How garbage collection works

In conducting garbage collection, MSR performs the following actions in sequence:

  1. Establishes a cutoff time.

  2. Marks each referenced manifest file with a timestamp. When manifest files are pushed to MSR, they are also marked with a timestamp.

  3. Sweeps each manifest file that does not have a timestamp after the cutoff time.

  4. Deletes the file if it is never referenced, meaning that no image tag uses it.

  5. Repeats the process for blob links and blob descriptors.

Each image stored in MSR is comprised of the following files:

  • The image filesystem, which consists of a list of unioned image layers.

  • A configuration file, which contains the architecture of the image along with other metadata.

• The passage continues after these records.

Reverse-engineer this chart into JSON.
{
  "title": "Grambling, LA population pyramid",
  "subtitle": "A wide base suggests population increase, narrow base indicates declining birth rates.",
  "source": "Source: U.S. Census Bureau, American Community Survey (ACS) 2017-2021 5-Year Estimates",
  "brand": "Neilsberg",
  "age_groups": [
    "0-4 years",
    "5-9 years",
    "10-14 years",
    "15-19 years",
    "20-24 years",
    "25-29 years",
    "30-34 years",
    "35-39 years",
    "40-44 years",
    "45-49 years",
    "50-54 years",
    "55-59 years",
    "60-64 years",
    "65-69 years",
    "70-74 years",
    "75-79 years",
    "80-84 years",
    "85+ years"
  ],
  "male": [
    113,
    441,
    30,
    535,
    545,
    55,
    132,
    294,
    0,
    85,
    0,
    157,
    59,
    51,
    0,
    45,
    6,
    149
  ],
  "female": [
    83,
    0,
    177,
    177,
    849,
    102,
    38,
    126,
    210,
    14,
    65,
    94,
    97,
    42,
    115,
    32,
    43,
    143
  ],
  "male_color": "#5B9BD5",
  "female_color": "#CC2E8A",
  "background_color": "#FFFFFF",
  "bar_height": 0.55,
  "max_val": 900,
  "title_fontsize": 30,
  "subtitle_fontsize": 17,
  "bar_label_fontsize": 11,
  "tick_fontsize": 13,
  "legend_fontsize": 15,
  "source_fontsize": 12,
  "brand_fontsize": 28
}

  • A manifest file, which contains a list of all the image layers and the configuration file for the image.

MSR tracks these files in its metadata store, using RethinkDB, doing so in a content-addressable manner in which each file corresponds to a cryptographic hash of the file content. Thus, if two image tags hold exactly the same content, MSR only stores the content once, which makes hash collisions nearly impossible even when image tag names differ. For example, if wordpress:4.8 and wordpress:latest have the same content, MSR will only store that content once. If you delete one of these tags, the other will remain intact.

As a result, when you delete an image tag, MSR cannot delete the underlying files as it is possible that other tags also use the same underlying files.